Türkiye’de Asker Emekçilerin Sendikal Örgütlenme Yasağının Dünyadaki Asker Emekçi Örgütlenmeleri Çerçevesinde Değerlendirilmesi

ÖZET

Türk Silâhlı Kuvvetleri, Türkiye’deki kamu örgütlenmesinin en önemli ve büyük kurumlarından biridir. Bu büyük kurum bünyesinde sivil ve askerî personel birlikte istihdâm edilmiştir. Söz konusu sivil personel, emekçilere tanınmış olan sendikal örgütlenme hakkına ve bu örgütlenmenin sağladığı imkânlara sâhiptir. Fakat askerî personelin sendikal örgütlenme hakkı, 4688 sayılı Kamu Görevlileri Sendikaları ve Toplu Sözleşme Kânunu’nun 15. maddesinde düzenlenmiş olan hüküm çerçevesinde engellenmiştir. Tam da bu noktada belirtmek gerekir ki; asker emekçiler, Avrupa İnsan Hakları Sözleşmesi’nin (AİHS) 4. maddesinin 3. fıkrasında lâfz olunmuş zorunlu askerlik ya da kamu hizmetinden tamâmen farklı olarak, profesyonel meslek anlamında ve belirli bir ücret karşılığında memur statüsü ile çalışmaktadırlar. Bu nedenle, zorunlu hizmet ya da kamu hizmeti kapsamında askerlik görevini îfâ eden kişileri bu çalışma kapsamında değerlendirmek mümkün değildir.

Bu çalışma ile, asker emekçi kavramı ve dünyada asker emekçilerin sendikal örgütlenme hakkı incelenecek, bu inceleme doğrultusunda Türkiye’de asker emekçilerin sendikal örgütlenme hakkının durumu tartışılacaktır. Bu tartışmadan güdülen amaç, Türk Silâhlı Kuvvetleri’nin insan haklarına saygılı, Anayasa’da hükme bağlandığı üzere hukuk devleti ilkesine bağlı, çalışma barışını gözeten, modern ve saygın kamu kurumu niteliğinin güçlendirilmesine katkı sağlamaktır.

Anahtar Kelimeler: Asker emekçi, Türk Silâhlı Kuvvetleri, sendika, insan hakları

  1. Asker Emekçi Kavramı

Emekçi, herhangi bir üretim aracına sâhip olmaksızın geçimini emeği karşılığında sağlayan çalışandır. Bu tanım çerçevesinde emekçi olmanın temel şartları, üretim aracına sâhip olmamak ve geçimini emek karşılığında kazanmaktır. Bu iki temel unsur, askerlik mesleğini îfâ eden çalışanlar nezdinde mevcuttur. Zîrâ askerlik mesleğini îfâ eden çalışan, hem askerlik hizmeti ile sağlanan hizmeti görecek araçlara sâhip değildir hem askerlik mesleğini geçimini sağlamak amacıyla bir ücret karşılığında beden ve zihin emeği ile îfâ etmektedir.

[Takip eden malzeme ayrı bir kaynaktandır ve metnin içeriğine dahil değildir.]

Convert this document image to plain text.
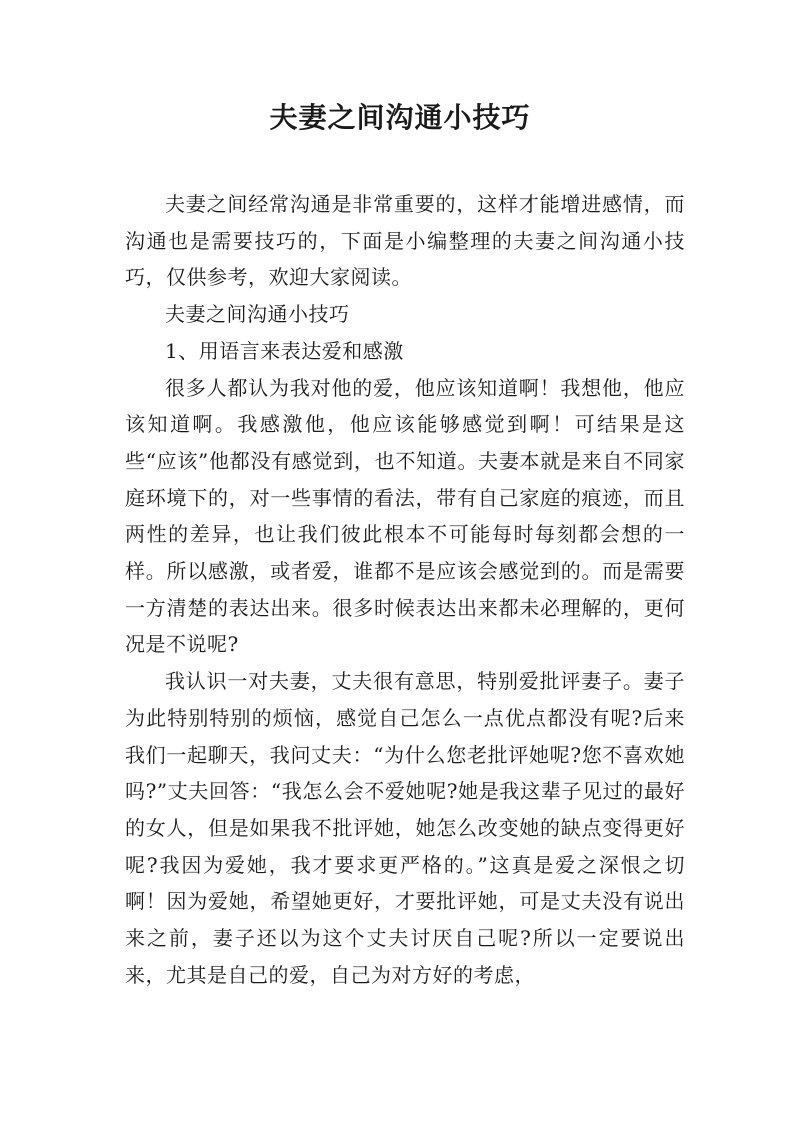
夫妻之间沟通小技巧

夫妻之间经常沟通是非常重要的，这样才能增进感情，而沟通也是需要技巧的，下面是小编整理的夫妻之间沟通小技巧，仅供参考，欢迎大家阅读。

夫妻之间沟通小技巧

1、用语言来表达爱和感激

很多人都认为我对他的爱，他应该知道啊！我想他，他应该知道啊。我感激他，他应该能够感觉到啊！可结果是这些“应该”他都没有感觉到，也不知道。夫妻本就是来自不同家庭环境下的，对一些事情的看法，带有自己家庭的痕迹，而且两性的差异，也让我们彼此根本不可能每时每刻都会想的一样。所以感激，或者爱，谁都不是应该会感觉到的。而是需要一方清楚的表达出来。很多时候表达出来都未必理解的，更何况是不说呢?

我认识一对夫妻，丈夫很有意思，特别爱批评妻子。妻子为此特别特别的烦恼，感觉自己怎么一点优点都没有呢?后来我们一起聊天，我问丈夫：“为什么您老批评她呢?您不喜欢她吗?”丈夫回答：“我怎么会不爱她呢?她是我这辈子见过的最好的女人，但是如果我不批评她，她怎么改变她的缺点变得更好呢?我因为爱她，我才要求更严格的。”这真是爱之深恨之切啊！因为爱她，希望她更好，才要批评她，可是丈夫没有说出来之前，妻子还以为这个丈夫讨厌自己呢?所以一定要说出来，尤其是自己的爱，自己为对方好的考虑，
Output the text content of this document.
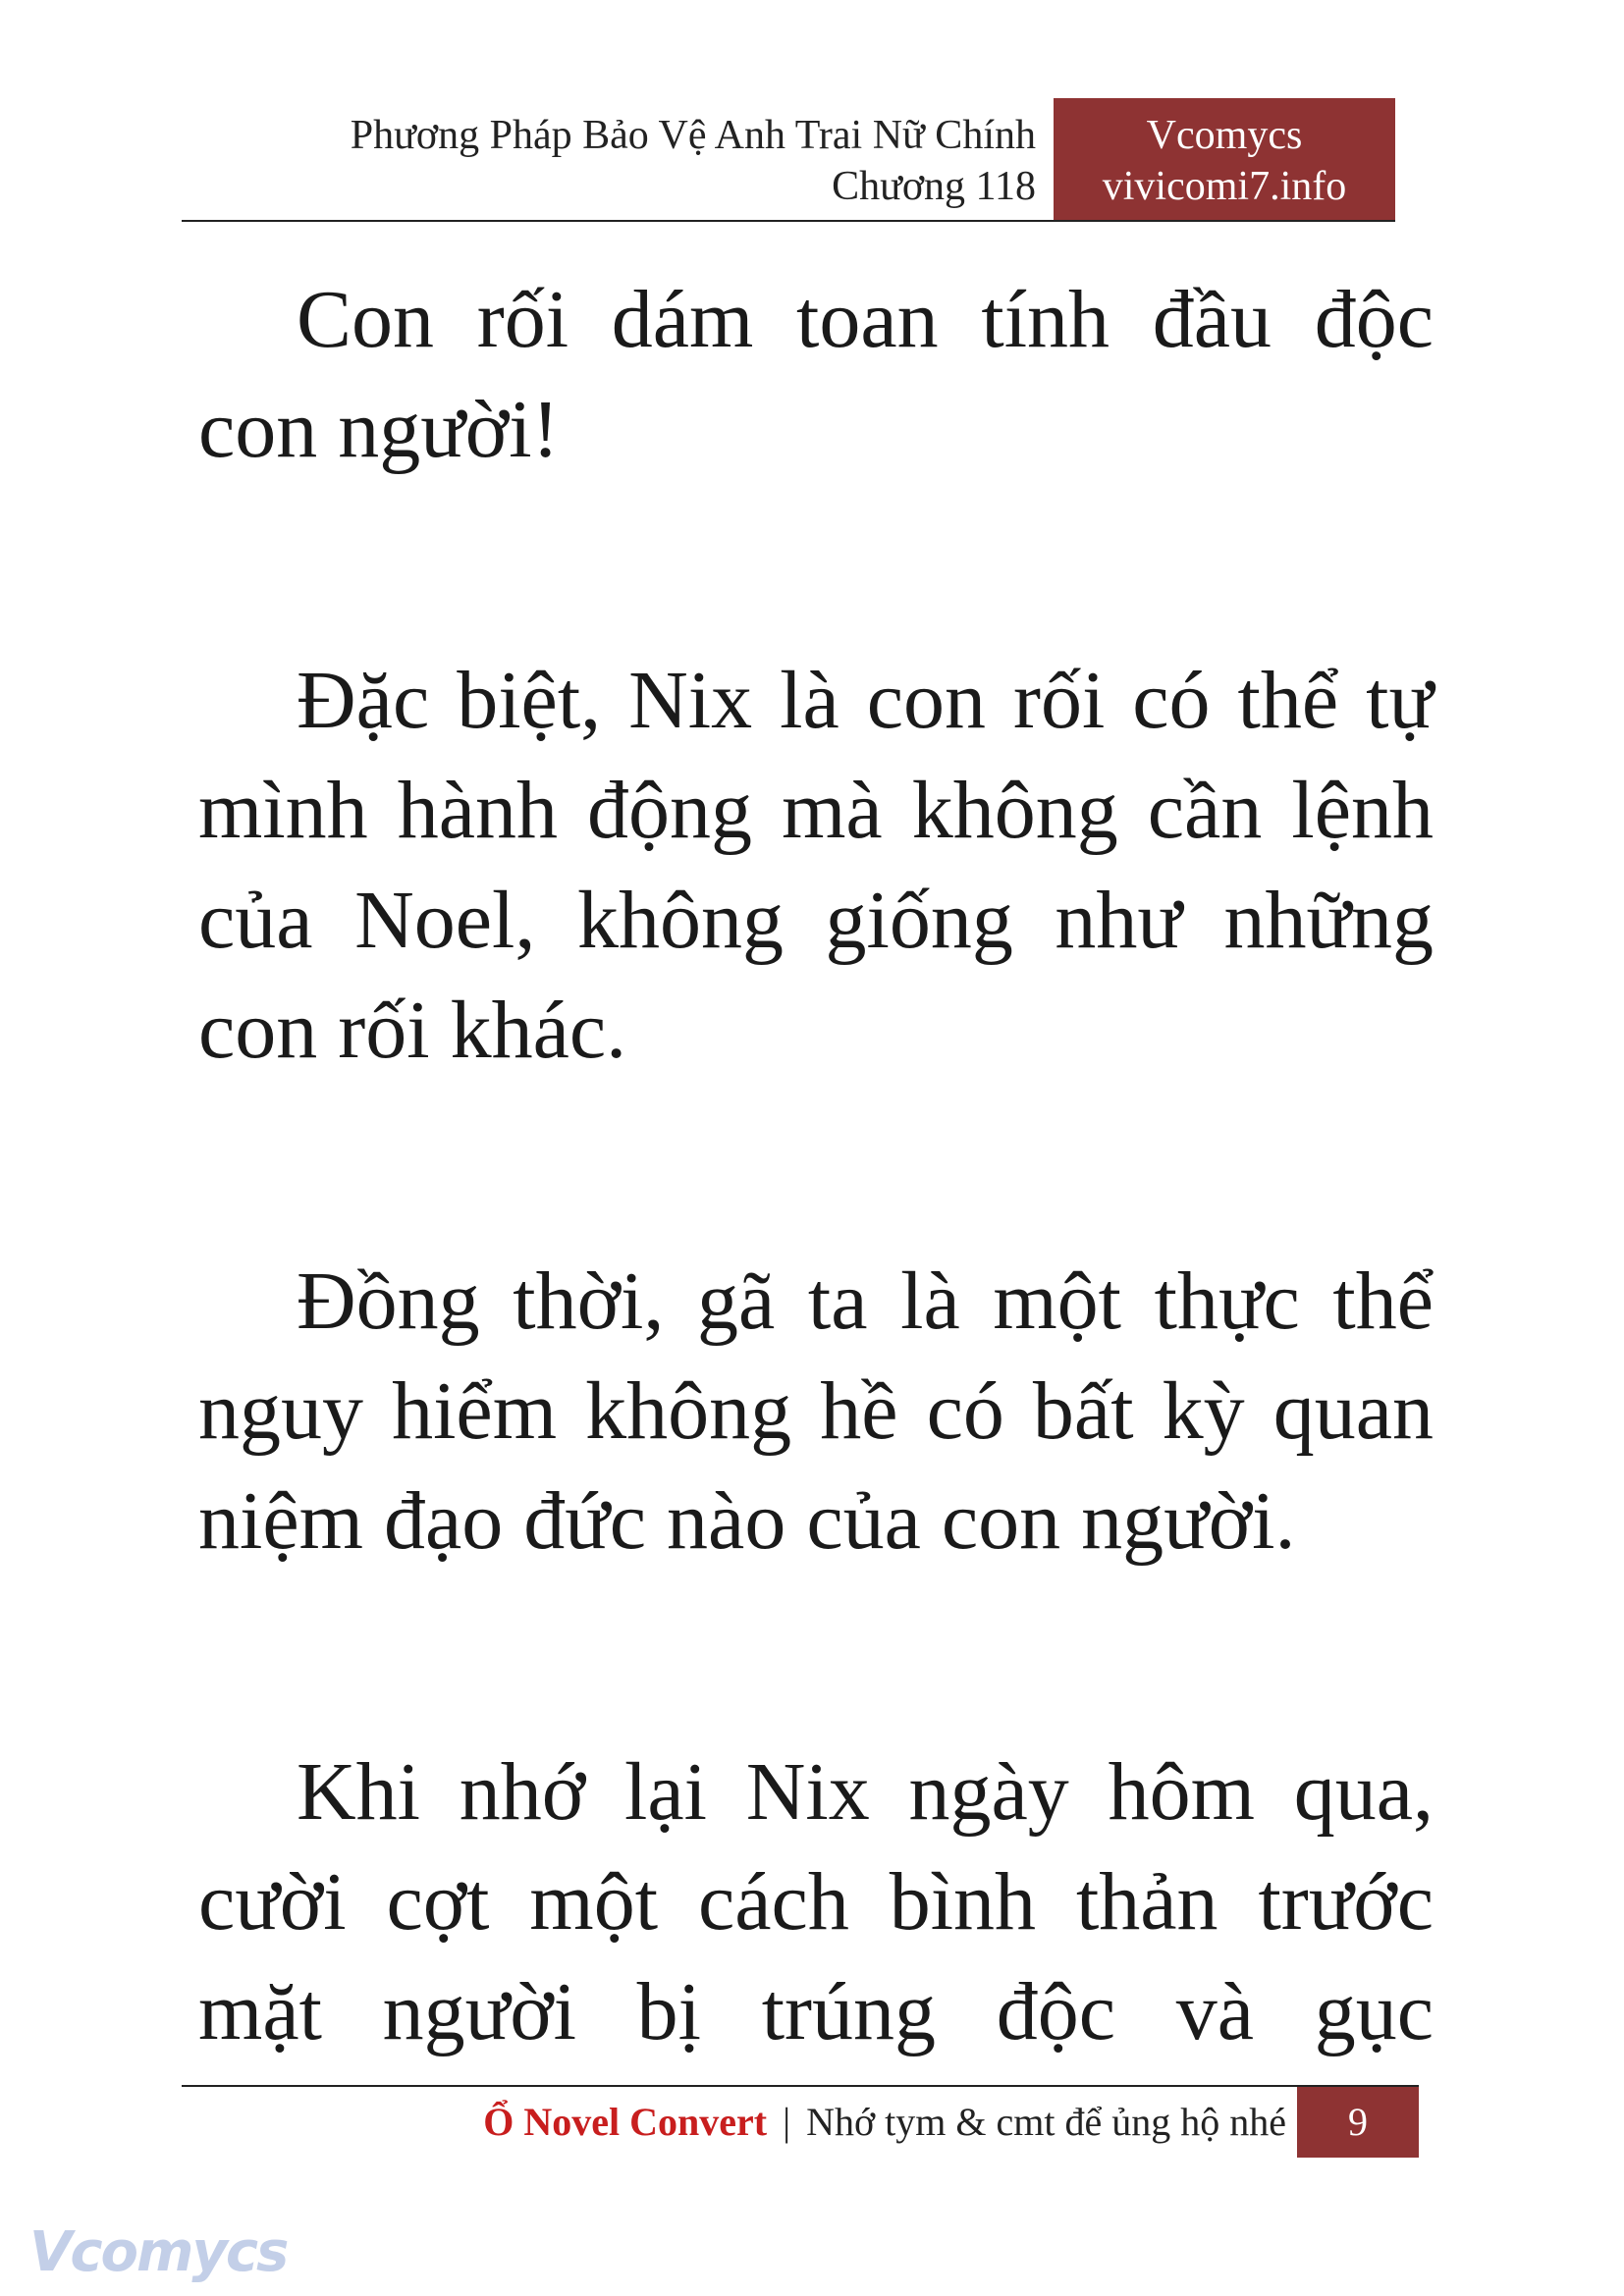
Phương Pháp Bảo Vệ Anh Trai Nữ Chính
Chương 118
Vcomycs
vivicomi7.info

Con rối dám toan tính đầu độc con người!

Đặc biệt, Nix là con rối có thể tự mình hành động mà không cần lệnh của Noel, không giống như những con rối khác.

Đồng thời, gã ta là một thực thể nguy hiểm không hề có bất kỳ quan niệm đạo đức nào của con người.

Khi nhớ lại Nix ngày hôm qua, cười cợt một cách bình thản trước mặt người bị trúng độc và gục

Ổ Novel Convert | Nhớ tym & cmt để ủng hộ nhé	9
Vcomycs
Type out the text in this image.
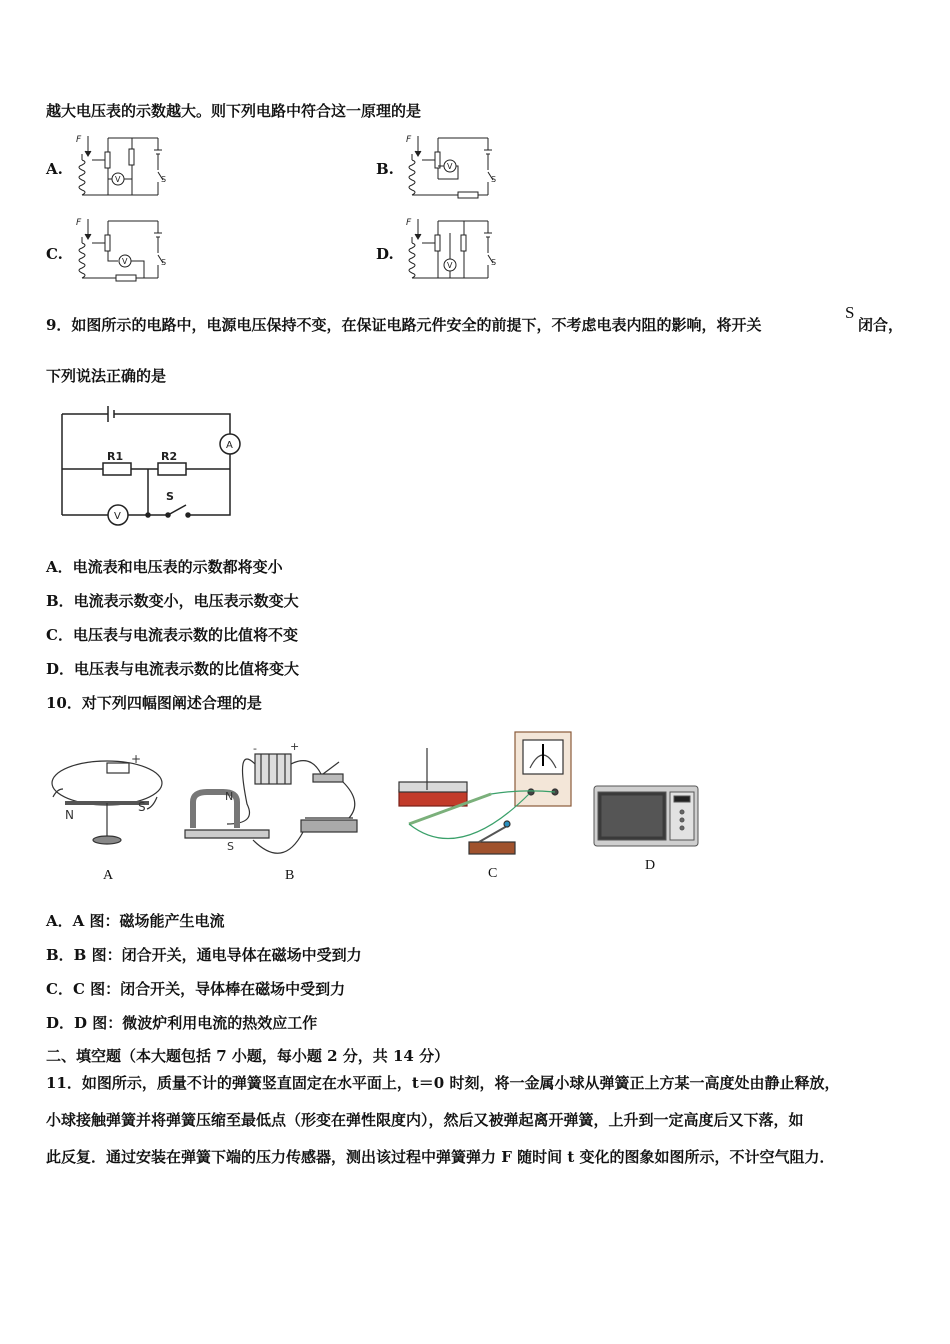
越大电压表的示数越大。则下列电路中符合这一原理的是
A.	B.
C.	D.
F
V	S
F
V
S
F
V	S
F
V	S
9．如图所示的电路中，电源电压保持不变，在保证电路元件安全的前提下，不考虑电表内阻的影响，将开关
S
闭合，
下列说法正确的是
A
R1	R2
V
S
A．电流表和电压表的示数都将变小
B．电流表示数变小，电压表示数变大
C．电压表与电流表示数的比值将不变
D．电压表与电流表示数的比值将变大
10．对下列四幅图阐述合理的是
-	+
N
S
A
-	+
N
S
B	C
D
A．A 图：磁场能产生电流
B．B 图：闭合开关，通电导体在磁场中受到力
C．C 图：闭合开关，导体棒在磁场中受到力
D．D 图：微波炉利用电流的热效应工作
二、填空题（本大题包括 7 小题，每小题 2 分，共 14 分）
11．如图所示，质量不计的弹簧竖直固定在水平面上，t＝0 时刻，将一金属小球从弹簧正上方某一高度处由静止释放，
小球接触弹簧并将弹簧压缩至最低点（形变在弹性限度内），然后又被弹起离开弹簧，上升到一定高度后又下落，如
此反复．通过安装在弹簧下端的压力传感器，测出该过程中弹簧弹力 F 随时间 t 变化的图象如图所示，不计空气阻力．
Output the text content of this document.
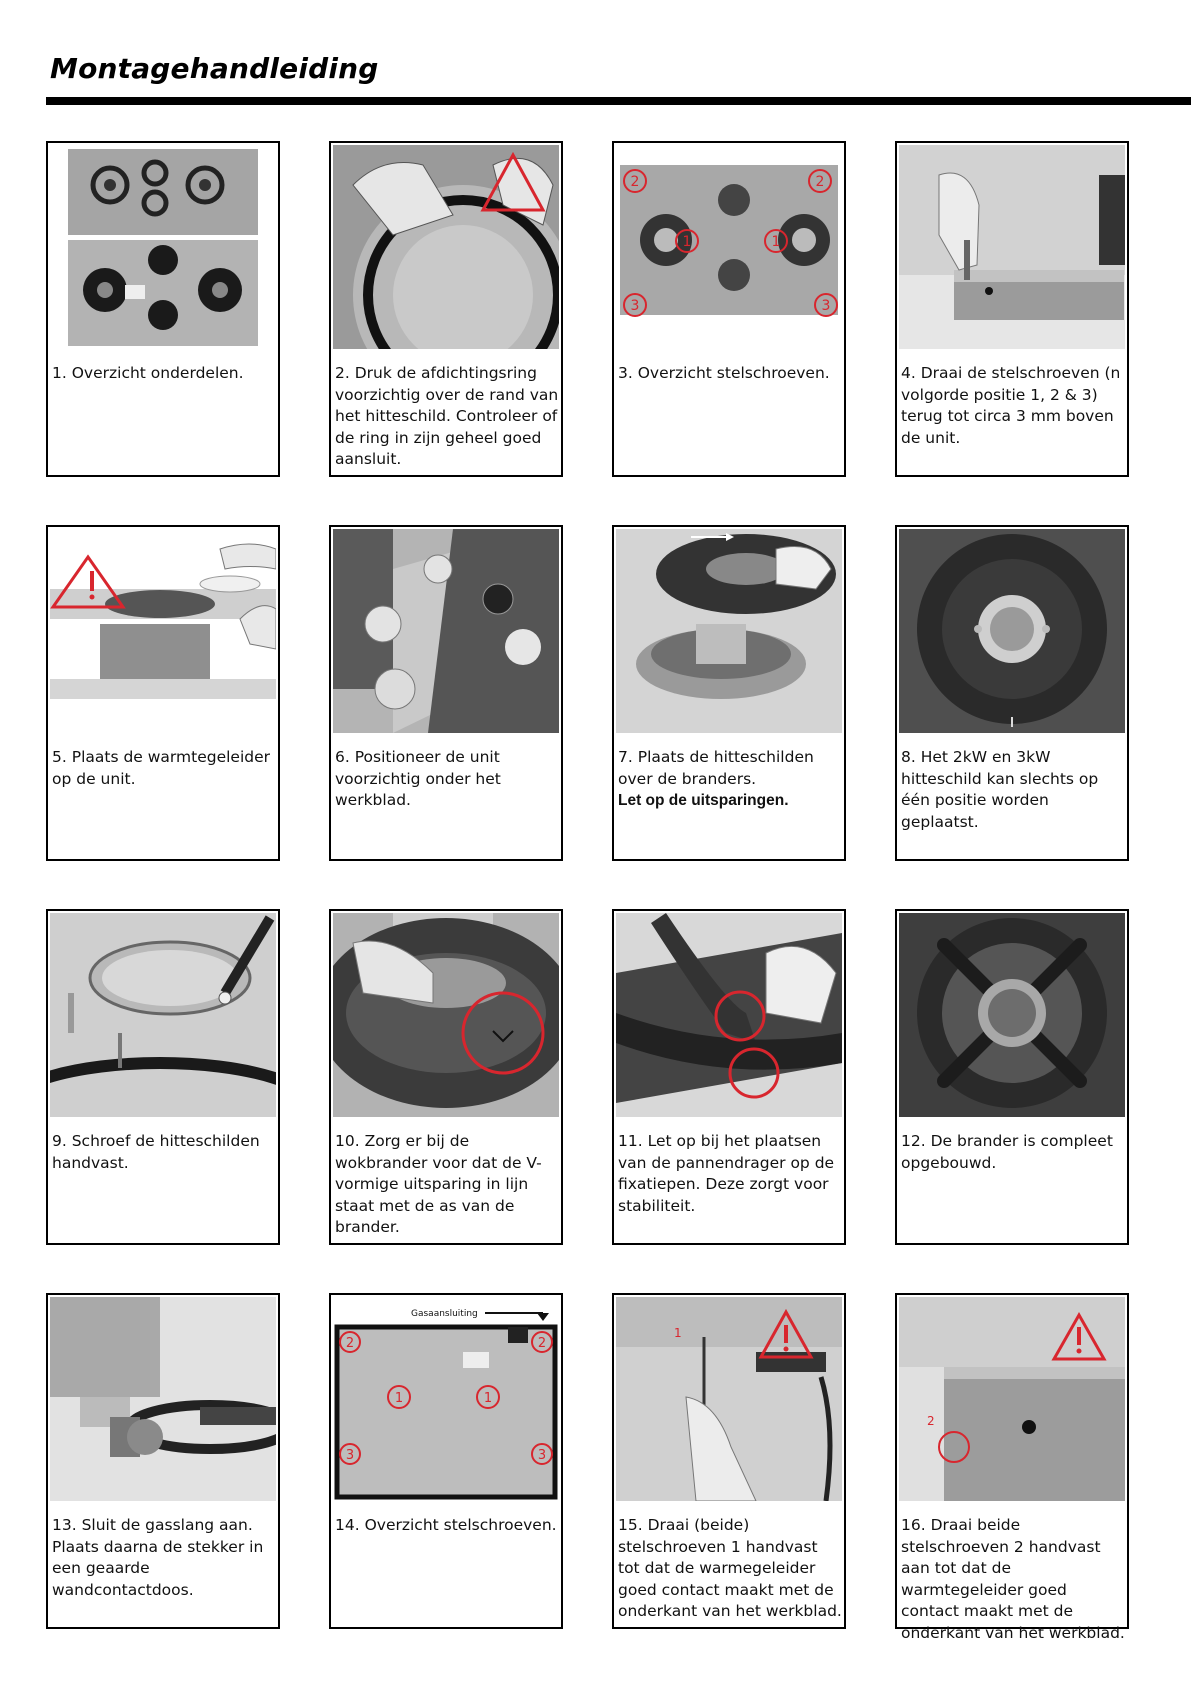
Montagehandleiding
1. Overzicht onderdelen.	2. Druk de afdichtingsring voorzichtig over de rand van het hitteschild. Controleer of de ring in zijn geheel goed aansluit.
2	2
1	1
3	3
3. Overzicht stelschroeven.	4. Draai de stelschroeven (n volgorde positie 1, 2 & 3) terug tot circa 3 mm boven de unit.
5. Plaats de warmtegeleider op de unit.
6. Positioneer de unit voorzichtig onder het werkblad.
7. Plaats de hitteschilden over de branders.
Let op de uitsparingen.
8. Het 2kW en 3kW hitteschild kan slechts op één positie worden geplaatst.
9. Schroef de hitteschilden handvast.
10. Zorg er bij de wokbrander voor dat de V-vormige uitsparing in lijn staat met de as van de brander.
11. Let op bij het plaatsen van de pannendrager op de fixatiepen. Deze zorgt voor stabiliteit.
12. De brander is compleet opgebouwd.
13. Sluit de gasslang aan. Plaats daarna de stekker in een geaarde wandcontactdoos.
Gasaansluiting
2	2
1	1
3	3
14. Overzicht stelschroeven.
1
15. Draai (beide) stelschroeven 1 handvast tot dat de warmegeleider goed contact maakt met de onderkant van het werkblad.
2
16. Draai beide stelschroeven 2 handvast aan tot dat de warmtegeleider goed contact maakt met de onderkant van het werkblad.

Askerlik, modern orduya geçiş ile birlikte meslek hâline gelmiştir. Târih boyunca askerliği bir meslek olarak profesyonelleştirmiş Yeniçeriler gibi birçok örnek  mevcut olmakla birlikte, 1789 Fransız Devrimi ve sonrasında yaşanan Sanayi Devrimi sürecinden önceki örnekler sistematik bir profesyonelleşmeye işâret etmemektedir. Modern ordu sisteminin kuruluşu, Fransız Devrimi ve sonrasına târihlenmektedir. Modern ordu sistemi ile birlikte, sâdece askerlik mesleğini îfâ etmek üzere özel olarak seçilen, eğitilen ve istihdâm edilen askerî personel olgusu ortaya çıkmıştır. Tüm beden ve zihin emeğini ve mesâisini askerlik mesleği kapsamındaki kamu hizmetlerinin görülmesine vakfeden ve bunun karşılığında ücret alan çalışanlardan oluşan askerî personel, önceki dönemlerde çoğunlukla geçici bir dönem için silâh altına alınan askerlerden oldukça farklı bir üretim ilişkisi içine girmiştir. Modern ordu sistemi öncesinde, savaşa katılması ya da geçici bir süre için askerlik işini üstlenmesi için silâh altına alınan kişilerin temel gelir kaynağı çoğunlukla yağma, ganîmet ya da ihdâs edilen mülkten ibârettir. Modern ordu sisteminin hâkim olmasından sonra, askerlik işini savaşta ve barışta kalıcı olarak îfâ eden çalışanlara nakdî ücret tahsis edilmeye başlanmış ve ayrıca emeklilik, sağlık sigortası vb. birçok sosyal hak tanınmıştır. Böylece, modern ordu sistemi ile birlikte askerlik işi bir meslek hâline gelmiştir.  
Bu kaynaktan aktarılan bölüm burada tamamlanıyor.